È morto Enrico Baleri, il designer che ha inventato la sedia Spaghetti

Aveva 83 anni e nel 1979 disegnò, assieme a Giandomenico Belotti, un oggetto che è diventato un'icona del design italiano.

06 Maggio 2025

Enrico Baleri è morto lunedì 5 maggio nella Fondazione Don Stefano Palla di Bergamo, aveva 83 anni ed era malato da tempo. Anche chi non sa niente di design conosce la sua creazione più famosa: la sedia Spaghetti, disegnata nel 1979 assieme a Giandomenico Belotti, diventata un oggetto di culto, entrata nelle collezione permanente del MoMA di New York e in quella del Triennale Design Museum di Milano.

La sedia Spaghetti in un'immagine promozionale presa dall'archivio di Alias

La sedia Spaghetti in un’immagine promozionale presa dall’archivio di Alias

Quando arrivò quel successo, Baleri faceva il designer già da 15 anni. Dopo gli anni al Politecnico di Milano (gli studi non li finì mai, la laurea non la prese), nel 1965 aprì a Bergamo la Baleri Designers, che divenne uno dei luoghi del design d’avanguardia in Italia. Con il passare degli anni, Baleri inizierà a dedicarsi sempre di più al design industriale, fino alla decisione, nel 1972, di fondare Pluri, azienda attraverso la quale collaborerà con brand come Flos, Gavina e Knoll.

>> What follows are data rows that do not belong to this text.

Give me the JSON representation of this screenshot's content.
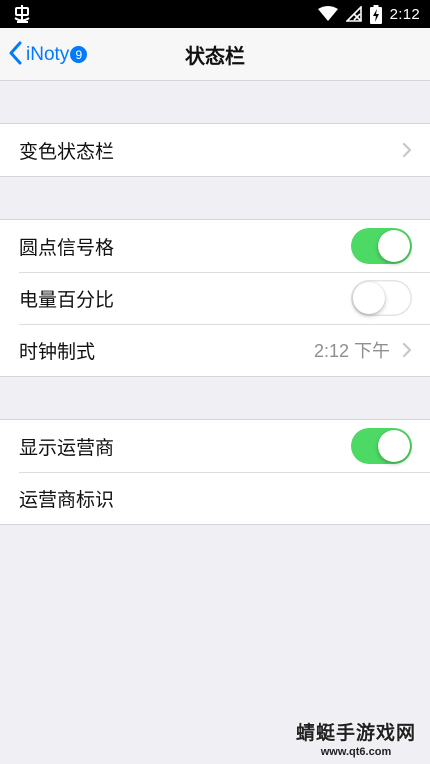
{
  "system_status": {
    "time": "2:12",
    "icons": [
      "bug-icon",
      "wifi-icon",
      "no-signal-icon",
      "battery-charging-icon"
    ]
  },
  "nav": {
    "back_label": "iNoty",
    "badge": "9",
    "title": "状态栏"
  },
  "groups": [
    {
      "rows": [
        {
          "label": "变色状态栏",
          "accessory": "chevron"
        }
      ]
    },
    {
      "rows": [
        {
          "label": "圆点信号格",
          "accessory": "toggle",
          "on": true
        },
        {
          "label": "电量百分比",
          "accessory": "toggle",
          "on": false
        },
        {
          "label": "时钟制式",
          "value": "2:12 下午",
          "accessory": "chevron"
        }
      ]
    },
    {
      "rows": [
        {
          "label": "显示运营商",
          "accessory": "toggle",
          "on": true
        },
        {
          "label": "运营商标识",
          "accessory": "none"
        }
      ]
    }
  ],
  "watermark": {
    "main": "蜻蜓手游戏网",
    "sub": "www.qt6.com"
  },
  "colors": {
    "accent": "#007aff",
    "toggle_on": "#4cd964",
    "background": "#efeff4"
  }
}
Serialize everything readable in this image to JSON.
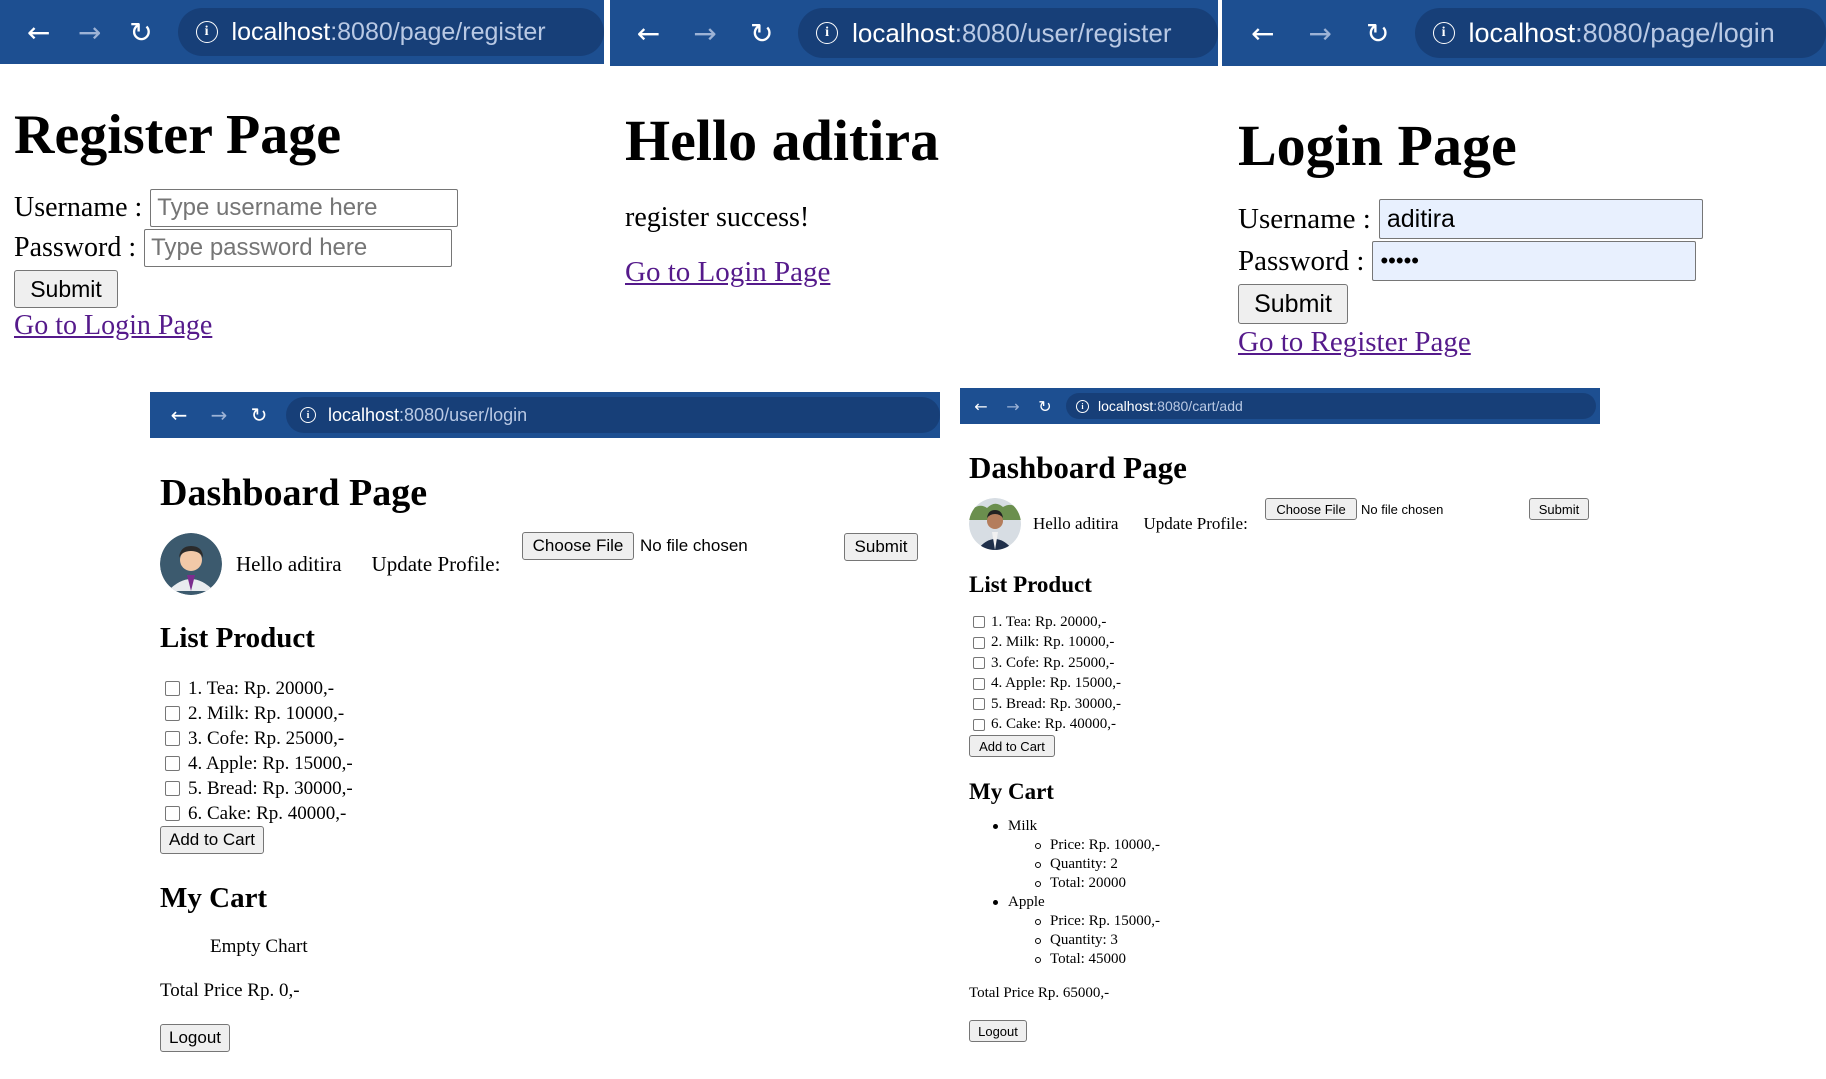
{
  "register_window": {
    "url_host": "localhost",
    "url_path": ":8080/page/register",
    "title": "Register Page",
    "username_label": "Username :",
    "username_placeholder": "Type username here",
    "password_label": "Password :",
    "password_placeholder": "Type password here",
    "submit_label": "Submit",
    "login_link": "Go to Login Page"
  },
  "register_success_window": {
    "url_host": "localhost",
    "url_path": ":8080/user/register",
    "title": "Hello aditira",
    "message": "register success!",
    "login_link": "Go to Login Page"
  },
  "login_window": {
    "url_host": "localhost",
    "url_path": ":8080/page/login",
    "title": "Login Page",
    "username_label": "Username :",
    "username_value": "aditira",
    "password_label": "Password :",
    "password_value": "•••••",
    "submit_label": "Submit",
    "register_link": "Go to Register Page"
  },
  "dashboard_login_window": {
    "url_host": "localhost",
    "url_path": ":8080/user/login",
    "title": "Dashboard Page",
    "greeting": "Hello aditira",
    "update_profile_label": "Update Profile:",
    "choose_file_label": "Choose File",
    "no_file_text": "No file chosen",
    "submit_label": "Submit",
    "list_title": "List Product",
    "products": [
      {
        "label": "1. Tea: Rp. 20000,-"
      },
      {
        "label": "2. Milk: Rp. 10000,-"
      },
      {
        "label": "3. Cofe: Rp. 25000,-"
      },
      {
        "label": "4. Apple: Rp. 15000,-"
      },
      {
        "label": "5. Bread: Rp. 30000,-"
      },
      {
        "label": "6. Cake: Rp. 40000,-"
      }
    ],
    "add_to_cart_label": "Add to Cart",
    "cart_title": "My Cart",
    "cart_empty_text": "Empty Chart",
    "total_text": "Total Price Rp. 0,-",
    "logout_label": "Logout"
  },
  "dashboard_cart_window": {
    "url_host": "localhost",
    "url_path": ":8080/cart/add",
    "title": "Dashboard Page",
    "greeting": "Hello aditira",
    "update_profile_label": "Update Profile:",
    "choose_file_label": "Choose File",
    "no_file_text": "No file chosen",
    "submit_label": "Submit",
    "list_title": "List Product",
    "products": [
      {
        "label": "1. Tea: Rp. 20000,-"
      },
      {
        "label": "2. Milk: Rp. 10000,-"
      },
      {
        "label": "3. Cofe: Rp. 25000,-"
      },
      {
        "label": "4. Apple: Rp. 15000,-"
      },
      {
        "label": "5. Bread: Rp. 30000,-"
      },
      {
        "label": "6. Cake: Rp. 40000,-"
      }
    ],
    "add_to_cart_label": "Add to Cart",
    "cart_title": "My Cart",
    "cart_items": [
      {
        "name": "Milk",
        "price": "Price: Rp. 10000,-",
        "quantity": "Quantity: 2",
        "total": "Total: 20000"
      },
      {
        "name": "Apple",
        "price": "Price: Rp. 15000,-",
        "quantity": "Quantity: 3",
        "total": "Total: 45000"
      }
    ],
    "total_text": "Total Price Rp. 65000,-",
    "logout_label": "Logout"
  },
  "colors": {
    "toolbar": "#1d4f91",
    "link_visited": "#551a8b",
    "autofill": "#e8f0fe"
  },
  "icons": [
    "back-arrow-icon",
    "forward-arrow-icon",
    "reload-icon",
    "info-icon",
    "avatar-icon",
    "checkbox-icon",
    "bullet-icon"
  ]
}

Nel 1979 un’altra svolta, un’altra apertura: nasce Alias, lo strumento con il quale Baleri prosegue la sua ricerca su estetica e funzione, vero e proprio brand di cui sarà direttore artistico fino al 1983 (tra i progetti a cui si dedicò di più ci fu proprio la Spaghetti Collection). Qui collabora con Vico Magistretti, Mario Botta e Giandomenico Belotti, ed è con quest’ultimo che disegna quello che viene considerato il suo capolavoro, la sedia Spaghetti. Cinque anni dopo, nel 1984, Baleri ricomincia tutto da capo un’altra volta, fondando la Baleri Italia, azienda che diventerà un punto di riferimento per il design internazionale: ci lavoreranno, traa gli altri, Philippe Starck, Alessandro Mendini e Angelo Mangiarotti, e Baleri disegnerà qui oggetti diventati storia del design come la poltrona Bristol, il tavolo Camillo, la sedia Mimì e la mensola Bobilla.